The MSCI global equity index edged up 0.14%, after plunging 1.6% on Monday. S&P 500 futures are up almost 1%, but the index is around 4% below record highs reached in early September
Asian stocks sold earlier on Tuesday with Hong Kong’s Hang Seng down 0.1% in the late afternoon, while Japan’s Nikkei returned from a stock market vacation with a 2% decline.
The Chinese yuan stabilized in offshore trading, recouping some of the losses that dropped it to a three-week low on Monday. Evergrande shares fell 0.4% as attention shifted to Thursday, when the company is due to make bond interest payments.
A letter to all of President Hui Ka Yuan’s staff pledged that the company would shoulder its responsibilities and “come out of its darkest moment.”
Struggling for money, developer owes $ 305 billion, and markets fear a disorderly failure spill over into China’s real estate industry and everything exposed to it – primarily banks, then the economy at large. .
While mainland Chinese markets are closed for a public holiday, there was still little evidence of this. China’s main state media made no mention of Evergrande’s problems, and Beijing showed no signs of intervening.
Australian stocks rose 0.35% as miners BHP and Rio Tinto tried to rebound from nine-month lows reached on Monday amid demand fears.
Copper hovered near one-month lows, however, amid fears over demand for the metal widely used in construction.
Cryptocurrencies also bottomed, with bitcoin rebounding from 1.5-month lows.
Aside from Evergrande, other market tests are looming, with central banks from the United States, Great Britain, Japan, Norway, South Africa, Sweden and Switzerland. meeting this week.
Nerves in front of the Fed kept the dollar from falling much, although it registered small losses against the euro and the aussie, with the euro at $ 1.1735.
Ten-year US Treasury yields climbed to 1.3277%, although many analysts now believe the details of the Fed’s cut schedule may not be announced until November.

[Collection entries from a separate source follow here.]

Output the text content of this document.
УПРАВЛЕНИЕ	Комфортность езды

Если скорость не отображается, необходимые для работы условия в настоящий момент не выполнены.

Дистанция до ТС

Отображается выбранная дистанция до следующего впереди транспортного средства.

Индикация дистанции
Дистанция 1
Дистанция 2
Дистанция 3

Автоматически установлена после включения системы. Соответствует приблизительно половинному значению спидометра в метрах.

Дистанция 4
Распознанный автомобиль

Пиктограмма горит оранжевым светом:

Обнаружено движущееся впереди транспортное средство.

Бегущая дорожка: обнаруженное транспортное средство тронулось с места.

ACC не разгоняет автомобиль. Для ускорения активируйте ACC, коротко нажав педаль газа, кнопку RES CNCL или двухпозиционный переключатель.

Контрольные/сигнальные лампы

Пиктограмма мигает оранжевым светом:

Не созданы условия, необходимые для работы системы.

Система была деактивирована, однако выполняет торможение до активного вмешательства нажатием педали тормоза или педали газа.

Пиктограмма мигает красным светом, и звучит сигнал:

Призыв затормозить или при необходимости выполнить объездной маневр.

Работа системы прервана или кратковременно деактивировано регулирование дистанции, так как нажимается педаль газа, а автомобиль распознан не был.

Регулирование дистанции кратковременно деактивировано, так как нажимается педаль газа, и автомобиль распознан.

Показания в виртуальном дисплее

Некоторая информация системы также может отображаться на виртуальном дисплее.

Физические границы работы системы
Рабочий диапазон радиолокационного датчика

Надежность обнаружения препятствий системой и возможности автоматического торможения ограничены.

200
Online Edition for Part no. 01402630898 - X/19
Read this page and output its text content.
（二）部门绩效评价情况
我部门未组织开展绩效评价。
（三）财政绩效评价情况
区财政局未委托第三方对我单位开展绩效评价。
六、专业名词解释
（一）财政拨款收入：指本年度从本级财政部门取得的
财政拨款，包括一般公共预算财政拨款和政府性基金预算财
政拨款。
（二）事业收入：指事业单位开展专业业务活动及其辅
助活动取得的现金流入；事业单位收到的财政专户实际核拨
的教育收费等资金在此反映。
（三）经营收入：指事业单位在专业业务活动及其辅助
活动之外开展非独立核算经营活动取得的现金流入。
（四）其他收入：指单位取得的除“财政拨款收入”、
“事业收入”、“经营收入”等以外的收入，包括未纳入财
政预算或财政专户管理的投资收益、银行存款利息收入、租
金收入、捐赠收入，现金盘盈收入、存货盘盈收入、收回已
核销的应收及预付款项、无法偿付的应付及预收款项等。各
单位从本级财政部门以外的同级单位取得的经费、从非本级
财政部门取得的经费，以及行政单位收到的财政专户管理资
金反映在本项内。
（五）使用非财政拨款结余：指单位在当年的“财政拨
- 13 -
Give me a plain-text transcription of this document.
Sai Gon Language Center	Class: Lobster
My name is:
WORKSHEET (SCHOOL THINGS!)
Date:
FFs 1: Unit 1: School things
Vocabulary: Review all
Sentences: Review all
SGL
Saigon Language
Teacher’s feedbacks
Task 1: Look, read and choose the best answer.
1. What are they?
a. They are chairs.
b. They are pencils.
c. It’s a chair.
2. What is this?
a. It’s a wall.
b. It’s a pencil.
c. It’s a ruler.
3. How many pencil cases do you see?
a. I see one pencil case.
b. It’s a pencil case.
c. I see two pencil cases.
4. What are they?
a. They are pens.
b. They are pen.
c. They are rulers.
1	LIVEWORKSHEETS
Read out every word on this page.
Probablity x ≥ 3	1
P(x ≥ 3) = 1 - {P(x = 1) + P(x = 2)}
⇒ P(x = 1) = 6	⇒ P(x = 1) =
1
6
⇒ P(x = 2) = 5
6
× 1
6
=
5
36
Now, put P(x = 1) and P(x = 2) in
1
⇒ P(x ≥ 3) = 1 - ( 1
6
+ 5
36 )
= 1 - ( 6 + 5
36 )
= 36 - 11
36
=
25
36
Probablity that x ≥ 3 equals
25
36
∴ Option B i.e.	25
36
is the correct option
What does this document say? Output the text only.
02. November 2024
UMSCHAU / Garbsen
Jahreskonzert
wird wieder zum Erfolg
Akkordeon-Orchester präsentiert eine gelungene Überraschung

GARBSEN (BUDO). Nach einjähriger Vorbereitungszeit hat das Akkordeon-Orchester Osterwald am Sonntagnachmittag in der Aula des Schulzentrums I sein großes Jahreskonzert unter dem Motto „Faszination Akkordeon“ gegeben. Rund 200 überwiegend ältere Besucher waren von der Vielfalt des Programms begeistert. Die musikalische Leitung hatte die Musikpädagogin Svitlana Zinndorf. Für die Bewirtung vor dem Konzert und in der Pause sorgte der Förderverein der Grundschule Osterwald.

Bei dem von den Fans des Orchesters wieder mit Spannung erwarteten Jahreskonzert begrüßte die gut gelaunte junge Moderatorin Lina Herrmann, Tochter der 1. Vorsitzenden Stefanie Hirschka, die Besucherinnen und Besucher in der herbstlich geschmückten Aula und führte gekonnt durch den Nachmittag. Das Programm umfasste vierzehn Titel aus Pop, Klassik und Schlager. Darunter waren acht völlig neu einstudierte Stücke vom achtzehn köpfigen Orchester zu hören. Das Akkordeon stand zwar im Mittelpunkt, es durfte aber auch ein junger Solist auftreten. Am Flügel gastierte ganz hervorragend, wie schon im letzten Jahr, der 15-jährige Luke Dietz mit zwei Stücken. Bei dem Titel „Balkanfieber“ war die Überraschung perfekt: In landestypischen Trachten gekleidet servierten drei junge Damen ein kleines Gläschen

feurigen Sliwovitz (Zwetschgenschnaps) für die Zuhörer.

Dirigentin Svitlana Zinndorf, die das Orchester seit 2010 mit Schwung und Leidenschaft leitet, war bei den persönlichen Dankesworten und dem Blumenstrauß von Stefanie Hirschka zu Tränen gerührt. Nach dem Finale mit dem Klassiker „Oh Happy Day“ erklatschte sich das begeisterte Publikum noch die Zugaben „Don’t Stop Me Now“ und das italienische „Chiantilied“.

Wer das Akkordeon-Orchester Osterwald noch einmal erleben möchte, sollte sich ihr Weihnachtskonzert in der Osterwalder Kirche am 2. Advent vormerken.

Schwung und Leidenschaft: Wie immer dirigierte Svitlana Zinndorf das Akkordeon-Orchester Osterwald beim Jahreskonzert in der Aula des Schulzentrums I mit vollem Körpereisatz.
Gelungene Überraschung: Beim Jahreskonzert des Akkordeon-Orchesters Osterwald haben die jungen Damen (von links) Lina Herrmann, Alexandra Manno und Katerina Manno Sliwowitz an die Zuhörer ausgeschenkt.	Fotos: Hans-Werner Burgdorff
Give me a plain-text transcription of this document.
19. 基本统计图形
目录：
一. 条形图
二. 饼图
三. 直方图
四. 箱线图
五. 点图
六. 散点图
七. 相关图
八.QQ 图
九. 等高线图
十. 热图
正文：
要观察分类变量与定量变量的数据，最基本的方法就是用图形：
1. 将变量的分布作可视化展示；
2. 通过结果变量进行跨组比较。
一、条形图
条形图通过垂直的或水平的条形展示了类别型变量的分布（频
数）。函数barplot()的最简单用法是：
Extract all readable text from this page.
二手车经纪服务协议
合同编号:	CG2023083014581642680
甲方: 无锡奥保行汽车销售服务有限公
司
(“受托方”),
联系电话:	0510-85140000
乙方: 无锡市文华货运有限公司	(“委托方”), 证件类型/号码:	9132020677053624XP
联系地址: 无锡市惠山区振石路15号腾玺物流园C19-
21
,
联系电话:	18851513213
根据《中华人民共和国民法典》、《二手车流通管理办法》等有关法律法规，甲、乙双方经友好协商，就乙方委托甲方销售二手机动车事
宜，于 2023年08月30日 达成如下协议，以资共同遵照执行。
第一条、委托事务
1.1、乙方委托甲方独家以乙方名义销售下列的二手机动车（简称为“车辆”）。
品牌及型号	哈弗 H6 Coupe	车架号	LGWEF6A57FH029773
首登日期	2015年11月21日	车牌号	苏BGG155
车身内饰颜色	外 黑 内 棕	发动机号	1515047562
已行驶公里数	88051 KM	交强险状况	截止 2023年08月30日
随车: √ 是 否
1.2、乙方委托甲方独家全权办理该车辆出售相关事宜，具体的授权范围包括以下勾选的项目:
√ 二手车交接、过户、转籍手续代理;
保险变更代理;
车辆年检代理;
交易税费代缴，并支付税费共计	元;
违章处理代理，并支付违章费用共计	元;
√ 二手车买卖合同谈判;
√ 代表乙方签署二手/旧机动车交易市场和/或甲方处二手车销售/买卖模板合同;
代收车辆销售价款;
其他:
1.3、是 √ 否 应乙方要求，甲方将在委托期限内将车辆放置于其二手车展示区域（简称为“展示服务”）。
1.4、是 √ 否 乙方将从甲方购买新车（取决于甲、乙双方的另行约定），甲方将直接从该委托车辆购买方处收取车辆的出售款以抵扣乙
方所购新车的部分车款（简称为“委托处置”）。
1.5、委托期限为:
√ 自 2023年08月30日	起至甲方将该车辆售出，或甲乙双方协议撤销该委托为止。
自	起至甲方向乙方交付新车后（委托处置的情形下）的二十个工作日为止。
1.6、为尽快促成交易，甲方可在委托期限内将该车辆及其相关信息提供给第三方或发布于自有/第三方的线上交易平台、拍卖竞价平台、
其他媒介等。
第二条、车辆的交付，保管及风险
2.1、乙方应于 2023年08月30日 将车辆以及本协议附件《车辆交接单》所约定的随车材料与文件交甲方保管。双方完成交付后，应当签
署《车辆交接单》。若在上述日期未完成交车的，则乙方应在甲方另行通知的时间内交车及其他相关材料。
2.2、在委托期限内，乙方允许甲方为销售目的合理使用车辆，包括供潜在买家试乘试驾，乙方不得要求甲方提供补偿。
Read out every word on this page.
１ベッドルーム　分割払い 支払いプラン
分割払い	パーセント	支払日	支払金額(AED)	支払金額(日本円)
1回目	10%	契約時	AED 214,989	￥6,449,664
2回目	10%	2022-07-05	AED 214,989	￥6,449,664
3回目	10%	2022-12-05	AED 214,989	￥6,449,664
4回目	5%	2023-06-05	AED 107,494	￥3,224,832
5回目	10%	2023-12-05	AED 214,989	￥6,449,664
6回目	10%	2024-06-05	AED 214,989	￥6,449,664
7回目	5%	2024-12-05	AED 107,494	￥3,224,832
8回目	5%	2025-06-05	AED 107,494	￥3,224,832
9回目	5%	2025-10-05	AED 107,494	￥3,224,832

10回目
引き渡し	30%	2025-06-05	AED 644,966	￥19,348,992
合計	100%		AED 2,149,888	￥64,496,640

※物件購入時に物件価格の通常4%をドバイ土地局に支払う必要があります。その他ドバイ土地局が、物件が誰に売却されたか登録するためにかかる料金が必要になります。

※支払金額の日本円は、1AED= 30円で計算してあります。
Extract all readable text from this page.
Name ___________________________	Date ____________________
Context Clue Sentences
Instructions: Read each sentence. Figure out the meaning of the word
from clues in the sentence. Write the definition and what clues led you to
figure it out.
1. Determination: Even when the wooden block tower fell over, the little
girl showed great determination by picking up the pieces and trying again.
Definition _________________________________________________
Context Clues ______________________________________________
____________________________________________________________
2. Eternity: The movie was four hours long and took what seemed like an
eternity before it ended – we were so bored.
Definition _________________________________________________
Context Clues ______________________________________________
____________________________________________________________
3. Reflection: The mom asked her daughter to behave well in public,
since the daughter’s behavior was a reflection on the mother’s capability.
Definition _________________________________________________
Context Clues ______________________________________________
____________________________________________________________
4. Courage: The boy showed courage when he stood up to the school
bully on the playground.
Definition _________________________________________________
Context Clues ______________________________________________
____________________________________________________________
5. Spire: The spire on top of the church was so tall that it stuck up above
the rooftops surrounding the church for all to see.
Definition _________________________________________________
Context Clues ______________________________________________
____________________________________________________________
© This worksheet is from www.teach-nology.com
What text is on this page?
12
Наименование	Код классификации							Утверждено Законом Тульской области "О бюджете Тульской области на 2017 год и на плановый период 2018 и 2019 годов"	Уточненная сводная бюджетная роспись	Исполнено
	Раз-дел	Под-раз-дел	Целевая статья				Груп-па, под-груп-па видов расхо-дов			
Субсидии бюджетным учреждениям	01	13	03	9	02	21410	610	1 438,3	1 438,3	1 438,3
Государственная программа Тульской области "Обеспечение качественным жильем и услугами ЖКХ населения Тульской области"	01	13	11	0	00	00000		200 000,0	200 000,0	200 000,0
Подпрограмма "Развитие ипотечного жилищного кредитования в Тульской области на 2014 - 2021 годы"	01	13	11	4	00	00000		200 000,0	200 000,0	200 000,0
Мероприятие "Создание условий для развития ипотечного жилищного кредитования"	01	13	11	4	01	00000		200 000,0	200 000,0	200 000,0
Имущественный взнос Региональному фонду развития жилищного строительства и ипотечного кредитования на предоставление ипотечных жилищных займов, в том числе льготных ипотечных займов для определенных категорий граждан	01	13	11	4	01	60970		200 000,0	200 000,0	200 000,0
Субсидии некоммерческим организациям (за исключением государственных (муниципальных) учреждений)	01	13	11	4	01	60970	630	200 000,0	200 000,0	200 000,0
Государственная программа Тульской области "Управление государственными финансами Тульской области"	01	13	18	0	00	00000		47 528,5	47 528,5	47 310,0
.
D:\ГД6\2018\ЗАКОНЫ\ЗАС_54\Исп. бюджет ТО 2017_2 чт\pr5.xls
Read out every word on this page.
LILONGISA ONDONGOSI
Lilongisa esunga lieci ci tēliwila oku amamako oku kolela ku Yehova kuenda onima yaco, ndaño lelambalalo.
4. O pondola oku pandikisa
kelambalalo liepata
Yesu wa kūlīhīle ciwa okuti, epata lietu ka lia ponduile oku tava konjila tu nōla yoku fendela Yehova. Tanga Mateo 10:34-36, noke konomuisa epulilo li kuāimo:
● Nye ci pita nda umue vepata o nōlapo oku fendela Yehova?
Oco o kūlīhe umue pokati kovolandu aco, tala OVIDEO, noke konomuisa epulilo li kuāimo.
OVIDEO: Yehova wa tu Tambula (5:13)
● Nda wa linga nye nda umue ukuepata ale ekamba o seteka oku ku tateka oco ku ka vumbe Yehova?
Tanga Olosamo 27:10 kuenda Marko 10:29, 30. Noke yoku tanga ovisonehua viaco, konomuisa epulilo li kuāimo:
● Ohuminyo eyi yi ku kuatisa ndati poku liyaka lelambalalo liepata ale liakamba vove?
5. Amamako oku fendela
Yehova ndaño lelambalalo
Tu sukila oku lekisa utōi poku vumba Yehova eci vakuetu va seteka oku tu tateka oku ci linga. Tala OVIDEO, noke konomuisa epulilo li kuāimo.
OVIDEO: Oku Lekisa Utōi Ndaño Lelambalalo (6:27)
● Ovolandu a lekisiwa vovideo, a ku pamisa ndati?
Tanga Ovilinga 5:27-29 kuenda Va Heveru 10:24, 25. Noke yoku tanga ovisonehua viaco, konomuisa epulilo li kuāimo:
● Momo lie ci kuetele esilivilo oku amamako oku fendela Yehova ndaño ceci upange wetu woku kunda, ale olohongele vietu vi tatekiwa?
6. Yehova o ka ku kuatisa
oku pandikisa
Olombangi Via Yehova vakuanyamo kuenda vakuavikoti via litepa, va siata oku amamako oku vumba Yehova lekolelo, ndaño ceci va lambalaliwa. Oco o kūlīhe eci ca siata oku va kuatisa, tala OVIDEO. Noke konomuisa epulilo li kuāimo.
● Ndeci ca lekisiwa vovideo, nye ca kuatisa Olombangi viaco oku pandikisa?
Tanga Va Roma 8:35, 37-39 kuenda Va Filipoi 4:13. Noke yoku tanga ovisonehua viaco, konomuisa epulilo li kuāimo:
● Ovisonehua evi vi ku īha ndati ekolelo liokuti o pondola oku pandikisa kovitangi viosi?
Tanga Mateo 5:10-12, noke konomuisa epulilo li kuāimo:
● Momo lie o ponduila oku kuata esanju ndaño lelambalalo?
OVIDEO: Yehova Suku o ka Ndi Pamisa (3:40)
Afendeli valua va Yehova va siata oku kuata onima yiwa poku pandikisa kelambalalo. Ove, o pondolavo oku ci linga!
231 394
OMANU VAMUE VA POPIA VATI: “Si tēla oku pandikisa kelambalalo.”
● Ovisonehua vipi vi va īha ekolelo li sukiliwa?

“Central banks rightly need to think about how they pull themselves out of these historically high levels of monetary accommodation, but the task is made much more difficult by Evergrande and by the tax locks in the United States,” Stephen said. Miller, GSFM Investment Strategist.
He was referring to congressional wrangling over passing a spending program and lifting the treasury borrowing limit.
The OECD has said it is too early for governments and central banks to withdraw exceptional support from their economies.
Central banks are likely to monitor developments in gas prices, as sharp price increases may exacerbate inflation risks and hamper economic recovery. European gas prices, up around 280% this year, edged down after jumping 11% on Monday.
Brent prices, meanwhile, rose more than 1%, ending days of losses caused by the Chinese real estate developer’s troubles.